There was a time I would have argued that point on the cable verse mono leaders but after watching Ryan and Leon kick some serious as# this year I have taken a closer look at it and would have to agree. For smalller sharks like BTs and small Bulls it works well. But then again Phil put that 8+ bull on the beach with a mono leader.


----------



## GTO John (Aug 13, 2007)

IMO taping the hook is essential certain times of the year, when they are more sluggish and mouth the baits versus smash them. The tape helps take some of the metallic feeling when they grab the bait. But when the blacktips are thick it doesn't really seem to matter.

Also if you do tape your hooks put only one layer on tight or it will be harder to get a good hookset, as there will be more resistance for the hook to penetrate the jaw.

John


----------



## San Martian (Feb 20, 2007)

Small hooks and mono leaders work well for shy sharks. This Lemon from last weekend was hooked perfectly and the small hook didnt require taping.


----------



## justletmein (Feb 11, 2006)

What size hook is that SM? 14/0 circle? If so did you offset it or extend the gap any? Just curious.


----------



## San Martian (Feb 20, 2007)

Good eye, yes its a 14/0 and its slightly gaped. It is not offset


----------



## Bill Bolin (May 29, 2009)

San Martian said:


> Small hooks and mono leaders work well for shy sharks. This Lemon from last weekend was hooked perfectly and the small hook didnt require taping.


Please tell me more about using mono leaders vs cable.
What weight and how long?
thank you
Bill


----------



## justletmein (Feb 11, 2006)

Bill Bolin said:


> Please tell me more about using mono leaders vs cable.
> What weight and how long?
> thank you
> Bill


I'm not SM, but my $0.02... 
Circle hooks prevent bite-offs because of where they're designed to set. 
400-700 lb due to tail slap scratching through. 
Length = 2x size of shark you're looking to catch.


----------



## Torpedo (May 21, 2004)

400 is good. 2 section leader 6 1/2" each section. the weight should be on the upper section sliding with crimps to prevent the weight getting tangled in the swivels. Your weight depends on the strength of the current, drag of your line diameter and the size of the bait.

Another thing about mono leaders is that they allow your bait to bounce around in the current.
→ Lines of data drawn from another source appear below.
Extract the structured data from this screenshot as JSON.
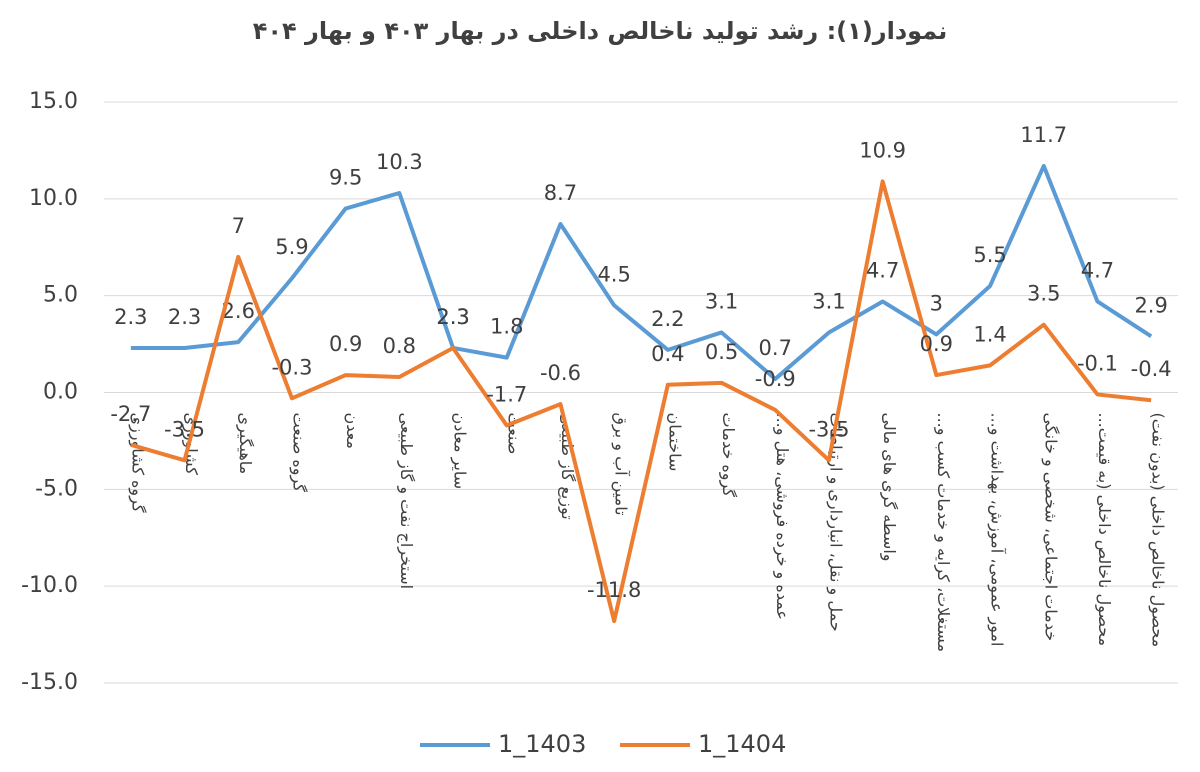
{
  "chart_data": {
    "type": "line",
    "title": "نمودار(۱): رشد تولید ناخالص داخلی در بهار ۴۰۳ و بهار ۴۰۴",
    "categories": [
      "گروه کشاورزی",
      "کشاورزی",
      "ماهیگیری",
      "گروه صنعت",
      "معدن",
      "استخراج نفت و گاز طبیعی",
      "سایر معادن",
      "صنعت",
      "توزیع گاز طبیعی",
      "تامین آب و برق",
      "ساختمان",
      "گروه خدمات",
      "عمده و خرده فروشی، هتل و...",
      "حمل و نقل، انبارداری و ارتباطات",
      "واسطه گری های مالی",
      "مستغلات، کرایه و خدمات کسب و...",
      "امور عمومی، آموزش، بهداشت و...",
      "خدمات اجتماعی، شخصی و خانگی",
      "محصول ناخالص داخلی (به قیمت...",
      "محصول ناخالص داخلی (بدون نفت)"
    ],
    "series": [
      {
        "name": "1_1403",
        "color": "#5b9bd5",
        "values": [
          2.3,
          2.3,
          2.6,
          5.9,
          9.5,
          10.3,
          2.3,
          1.8,
          8.7,
          4.5,
          2.2,
          3.1,
          0.7,
          3.1,
          4.7,
          3.0,
          5.5,
          11.7,
          4.7,
          2.9
        ]
      },
      {
        "name": "1_1404",
        "color": "#ed7d31",
        "values": [
          -2.7,
          -3.5,
          7.0,
          -0.3,
          0.9,
          0.8,
          2.3,
          -1.7,
          -0.6,
          -11.8,
          0.4,
          0.5,
          -0.9,
          -3.5,
          10.9,
          0.9,
          1.4,
          3.5,
          -0.1,
          -0.4
        ]
      }
    ],
    "ylim": [
      -15,
      15
    ],
    "yticks": [
      {
        "value": -15,
        "label": "-15.0"
      },
      {
        "value": -10,
        "label": "-10.0"
      },
      {
        "value": -5,
        "label": "-5.0"
      },
      {
        "value": 0,
        "label": "0.0"
      },
      {
        "value": 5,
        "label": "5.0"
      },
      {
        "value": 10,
        "label": "10.0"
      },
      {
        "value": 15,
        "label": "15.0"
      }
    ],
    "grid": true,
    "legend": "bottom"
  }
}
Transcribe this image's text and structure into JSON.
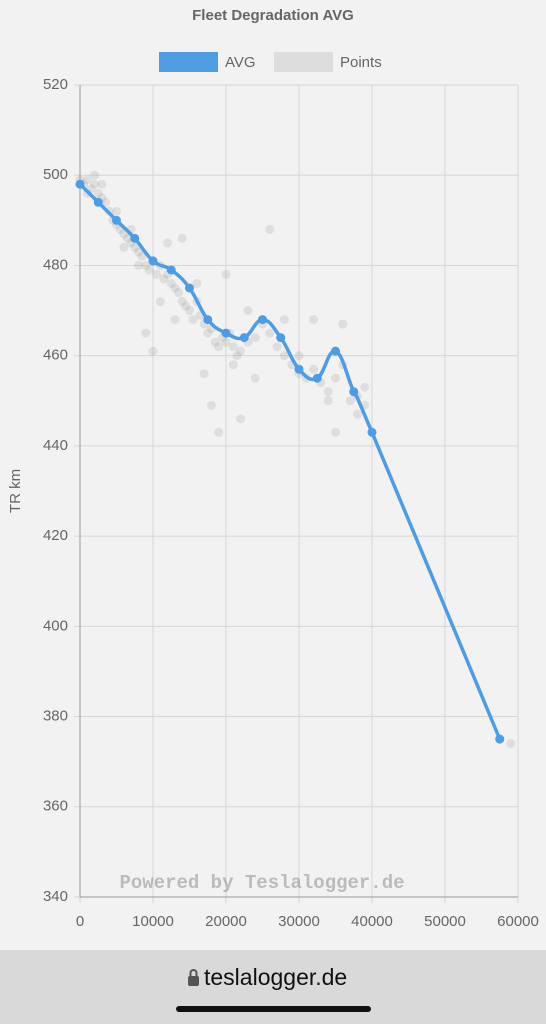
{
  "chart_data": {
    "type": "line",
    "title": "Fleet Degradation AVG",
    "y_label": "TR km",
    "watermark": "Powered by Teslalogger.de",
    "xlim": [
      0,
      60000
    ],
    "xticks": [
      0,
      10000,
      20000,
      30000,
      40000,
      50000,
      60000
    ],
    "ylim": [
      340,
      520
    ],
    "yticks": [
      340,
      360,
      380,
      400,
      420,
      440,
      460,
      480,
      500,
      520
    ],
    "grid": true,
    "series": [
      {
        "name": "AVG",
        "color": "#4f9ce2",
        "x": [
          0,
          2500,
          5000,
          7500,
          10000,
          12500,
          15000,
          17500,
          20000,
          22500,
          25000,
          27500,
          30000,
          32500,
          35000,
          37500,
          40000,
          57500
        ],
        "values": [
          498,
          494,
          490,
          486,
          481,
          479,
          475,
          468,
          465,
          464,
          468,
          464,
          457,
          455,
          461,
          452,
          443,
          375
        ]
      },
      {
        "name": "Points",
        "type": "scatter",
        "color": "rgba(150,150,150,0.22)",
        "x": [
          0,
          500,
          1000,
          1500,
          2000,
          2500,
          3000,
          3500,
          4000,
          4500,
          5000,
          5500,
          6000,
          6500,
          7000,
          7500,
          8000,
          8500,
          9000,
          9500,
          10000,
          10500,
          11000,
          11500,
          12000,
          12500,
          13000,
          13500,
          14000,
          14500,
          15000,
          15500,
          16000,
          16500,
          17000,
          17500,
          18000,
          18500,
          19000,
          19500,
          20000,
          20500,
          21000,
          21500,
          22000,
          23000,
          24000,
          25000,
          26000,
          27000,
          28000,
          29000,
          30000,
          31000,
          32000,
          33000,
          34000,
          35000,
          36000,
          37000,
          38000,
          39000,
          57500,
          59000,
          2000,
          3000,
          1000,
          5000,
          6000,
          7000,
          8000,
          9000,
          10000,
          11000,
          12000,
          13000,
          14000,
          16000,
          17000,
          18000,
          19000,
          20000,
          21000,
          22000,
          23000,
          24000,
          26000,
          28000,
          30000,
          32000,
          34000,
          35000,
          36000,
          38000,
          39000
        ],
        "values": [
          499,
          498,
          499,
          497,
          498,
          496,
          495,
          494,
          492,
          490,
          489,
          488,
          487,
          486,
          485,
          484,
          483,
          482,
          480,
          479,
          481,
          478,
          480,
          477,
          478,
          476,
          475,
          474,
          472,
          471,
          470,
          468,
          472,
          469,
          467,
          465,
          466,
          463,
          462,
          464,
          463,
          465,
          462,
          460,
          461,
          463,
          464,
          467,
          465,
          462,
          460,
          458,
          456,
          455,
          457,
          454,
          452,
          455,
          458,
          450,
          451,
          449,
          375,
          374,
          500,
          498,
          496,
          492,
          484,
          488,
          480,
          465,
          461,
          472,
          485,
          468,
          486,
          476,
          456,
          449,
          443,
          478,
          458,
          446,
          470,
          455,
          488,
          468,
          460,
          468,
          450,
          443,
          467,
          447,
          453
        ]
      }
    ]
  },
  "browser": {
    "address": "teslalogger.de"
  }
}
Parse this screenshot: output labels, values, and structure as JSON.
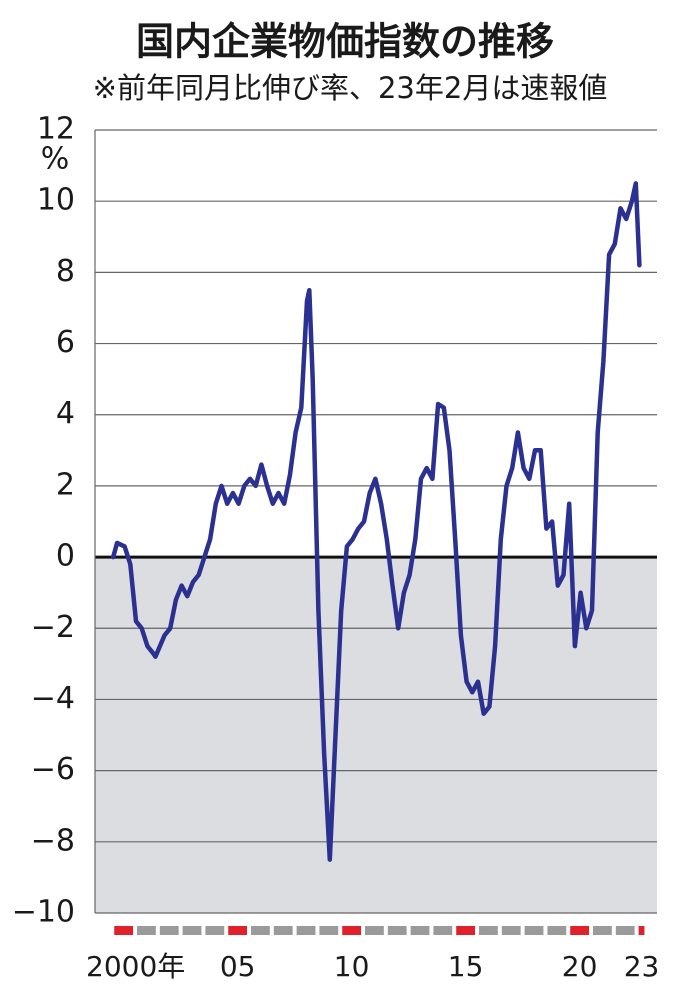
{
  "chart_data": {
    "type": "line",
    "title": "国内企業物価指数の推移",
    "subtitle": "※前年同月比伸び率、23年2月は速報値",
    "y_unit": "%",
    "color": "#2b3191",
    "x": [
      2000.0,
      2000.17,
      2000.5,
      2000.75,
      2001.0,
      2001.25,
      2001.5,
      2001.75,
      2001.85,
      2002.25,
      2002.5,
      2002.75,
      2003.0,
      2003.25,
      2003.5,
      2003.75,
      2004.0,
      2004.25,
      2004.5,
      2004.75,
      2005.0,
      2005.25,
      2005.5,
      2005.75,
      2006.0,
      2006.25,
      2006.5,
      2006.75,
      2007.0,
      2007.25,
      2007.5,
      2007.75,
      2008.0,
      2008.25,
      2008.5,
      2008.6,
      2008.75,
      2009.0,
      2009.25,
      2009.5,
      2009.75,
      2010.0,
      2010.25,
      2010.5,
      2010.75,
      2011.0,
      2011.25,
      2011.5,
      2011.75,
      2012.0,
      2012.25,
      2012.5,
      2012.75,
      2013.0,
      2013.25,
      2013.5,
      2013.75,
      2014.0,
      2014.25,
      2014.5,
      2014.75,
      2015.0,
      2015.25,
      2015.5,
      2015.75,
      2016.0,
      2016.25,
      2016.5,
      2016.75,
      2017.0,
      2017.25,
      2017.5,
      2017.75,
      2018.0,
      2018.25,
      2018.5,
      2018.75,
      2019.0,
      2019.25,
      2019.5,
      2019.75,
      2020.0,
      2020.25,
      2020.5,
      2020.75,
      2021.0,
      2021.25,
      2021.5,
      2021.75,
      2022.0,
      2022.25,
      2022.5,
      2022.75,
      2022.92,
      2023.08
    ],
    "values": [
      0,
      0.4,
      0.3,
      -0.2,
      -1.8,
      -2.0,
      -2.5,
      -2.7,
      -2.8,
      -2.2,
      -2.0,
      -1.2,
      -0.8,
      -1.1,
      -0.7,
      -0.5,
      0,
      0.5,
      1.5,
      2.0,
      1.5,
      1.8,
      1.5,
      2.0,
      2.2,
      2.0,
      2.6,
      2.0,
      1.5,
      1.8,
      1.5,
      2.3,
      3.5,
      4.2,
      7.2,
      7.5,
      5.0,
      -1.5,
      -5.5,
      -8.5,
      -5.0,
      -1.5,
      0.3,
      0.5,
      0.8,
      1.0,
      1.8,
      2.2,
      1.5,
      0.5,
      -0.8,
      -2.0,
      -1.0,
      -0.5,
      0.5,
      2.2,
      2.5,
      2.2,
      4.3,
      4.2,
      3.0,
      0.5,
      -2.2,
      -3.5,
      -3.8,
      -3.5,
      -4.4,
      -4.2,
      -2.5,
      0.5,
      2.0,
      2.5,
      3.5,
      2.5,
      2.2,
      3.0,
      3.0,
      0.8,
      1.0,
      -0.8,
      -0.5,
      1.5,
      -2.5,
      -1.0,
      -2.0,
      -1.5,
      3.5,
      5.5,
      8.5,
      8.8,
      9.8,
      9.5,
      10.0,
      10.5,
      8.2
    ],
    "xlim": [
      1999.2,
      2023.85
    ],
    "xticks": [
      {
        "value": 2000,
        "label": "2000年"
      },
      {
        "value": 2005,
        "label": "05"
      },
      {
        "value": 2010,
        "label": "10"
      },
      {
        "value": 2015,
        "label": "15"
      },
      {
        "value": 2020,
        "label": "20"
      },
      {
        "value": 2023,
        "label": "23"
      }
    ],
    "ylim": [
      -10,
      12
    ],
    "yticks": [
      {
        "value": -10,
        "label": "−10"
      },
      {
        "value": -8,
        "label": "−8"
      },
      {
        "value": -6,
        "label": "−6"
      },
      {
        "value": -4,
        "label": "−4"
      },
      {
        "value": -2,
        "label": "−2"
      },
      0,
      2,
      4,
      6,
      8,
      10,
      12
    ],
    "grid": true
  }
}
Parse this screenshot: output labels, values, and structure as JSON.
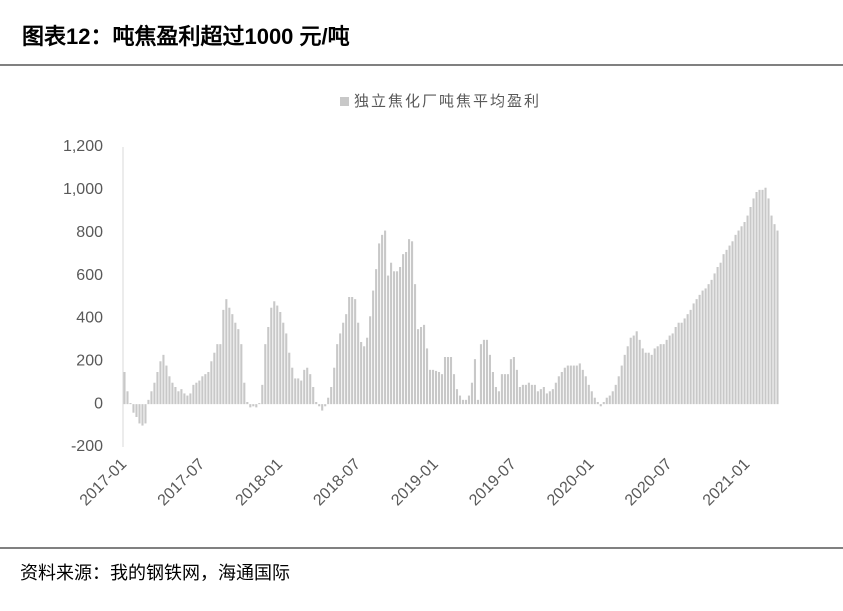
{
  "chart_data": {
    "type": "bar",
    "title": "图表12：吨焦盈利超过1000 元/吨",
    "source": "资料来源：我的钢铁网，海通国际",
    "color": "#c8c8c8",
    "grid": false,
    "legend": "top",
    "ylim": [
      -200,
      1200
    ],
    "yticks": [
      -200,
      0,
      200,
      400,
      600,
      800,
      {
        "value": 1000,
        "label": "1,000"
      },
      {
        "value": 1200,
        "label": "1,200"
      }
    ],
    "categories": [
      "2017-01",
      null,
      null,
      null,
      null,
      null,
      null,
      null,
      null,
      null,
      null,
      null,
      null,
      null,
      null,
      null,
      null,
      null,
      null,
      null,
      null,
      null,
      null,
      null,
      null,
      null,
      "2017-07",
      null,
      null,
      null,
      null,
      null,
      null,
      null,
      null,
      null,
      null,
      null,
      null,
      null,
      null,
      null,
      null,
      null,
      null,
      null,
      null,
      null,
      null,
      null,
      null,
      null,
      "2018-01",
      null,
      null,
      null,
      null,
      null,
      null,
      null,
      null,
      null,
      null,
      null,
      null,
      null,
      null,
      null,
      null,
      null,
      null,
      null,
      null,
      null,
      null,
      null,
      null,
      null,
      "2018-07",
      null,
      null,
      null,
      null,
      null,
      null,
      null,
      null,
      null,
      null,
      null,
      null,
      null,
      null,
      null,
      null,
      null,
      null,
      null,
      null,
      null,
      null,
      null,
      null,
      null,
      "2019-01",
      null,
      null,
      null,
      null,
      null,
      null,
      null,
      null,
      null,
      null,
      null,
      null,
      null,
      null,
      null,
      null,
      null,
      null,
      null,
      null,
      null,
      null,
      null,
      null,
      null,
      "2019-07",
      null,
      null,
      null,
      null,
      null,
      null,
      null,
      null,
      null,
      null,
      null,
      null,
      null,
      null,
      null,
      null,
      null,
      null,
      null,
      null,
      null,
      null,
      null,
      null,
      null,
      "2020-01",
      null,
      null,
      null,
      null,
      null,
      null,
      null,
      null,
      null,
      null,
      null,
      null,
      null,
      null,
      null,
      null,
      null,
      null,
      null,
      null,
      null,
      null,
      null,
      null,
      null,
      "2020-07",
      null,
      null,
      null,
      null,
      null,
      null,
      null,
      null,
      null,
      null,
      null,
      null,
      null,
      null,
      null,
      null,
      null,
      null,
      null,
      null,
      null,
      null,
      null,
      null,
      null,
      "2021-01",
      null,
      null,
      null,
      null,
      null,
      null,
      null,
      null,
      null,
      null
    ],
    "series": [
      {
        "name": "独立焦化厂吨焦平均盈利",
        "color": "#c8c8c8",
        "values": [
          150,
          60,
          5,
          -40,
          -60,
          -90,
          -100,
          -90,
          20,
          60,
          100,
          150,
          200,
          230,
          180,
          130,
          100,
          80,
          60,
          70,
          50,
          40,
          50,
          90,
          100,
          110,
          130,
          140,
          150,
          200,
          240,
          280,
          280,
          440,
          490,
          450,
          420,
          380,
          350,
          280,
          100,
          10,
          -15,
          -10,
          -15,
          5,
          90,
          280,
          360,
          450,
          480,
          460,
          430,
          380,
          330,
          240,
          170,
          120,
          120,
          110,
          160,
          170,
          140,
          80,
          10,
          -10,
          -30,
          -10,
          30,
          80,
          170,
          280,
          330,
          380,
          420,
          500,
          500,
          490,
          380,
          290,
          270,
          310,
          410,
          530,
          630,
          750,
          790,
          810,
          600,
          660,
          620,
          620,
          640,
          700,
          710,
          770,
          760,
          560,
          350,
          360,
          370,
          260,
          160,
          160,
          155,
          150,
          140,
          220,
          220,
          220,
          140,
          70,
          40,
          20,
          20,
          40,
          100,
          210,
          20,
          280,
          300,
          300,
          230,
          150,
          80,
          60,
          140,
          140,
          140,
          210,
          220,
          160,
          80,
          90,
          90,
          100,
          90,
          90,
          60,
          70,
          80,
          50,
          60,
          70,
          100,
          130,
          150,
          170,
          180,
          180,
          180,
          180,
          190,
          160,
          130,
          90,
          60,
          30,
          10,
          -10,
          10,
          30,
          40,
          60,
          90,
          130,
          180,
          230,
          270,
          310,
          320,
          340,
          300,
          260,
          240,
          240,
          230,
          260,
          270,
          280,
          280,
          300,
          320,
          330,
          360,
          380,
          380,
          400,
          420,
          440,
          470,
          490,
          510,
          530,
          540,
          560,
          580,
          610,
          640,
          660,
          700,
          720,
          740,
          760,
          790,
          810,
          830,
          850,
          880,
          920,
          960,
          990,
          1000,
          1000,
          1010,
          960,
          880,
          840,
          810
        ]
      }
    ]
  }
}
Cable will bury, the heavier it is the worse it buries in the sand. A good combination is a dual section leader as above but instead of a mono hook trace use 240 to 270 lb coated sevlon. Keep it at 6 1/2' sections and you will be using a proven, time tested leader.


----------



## San Martian (Feb 20, 2007)

Both Torpedo and Justletmein are correct. This leader was 10' long 400lb Mono in 2 pieces. If you look carefuly by the hook there is an offshore loop and the mono is twisted the first 12 inches.


----------



## San Martian (Feb 20, 2007)

A close up of the twisted mono and offshore loop


----------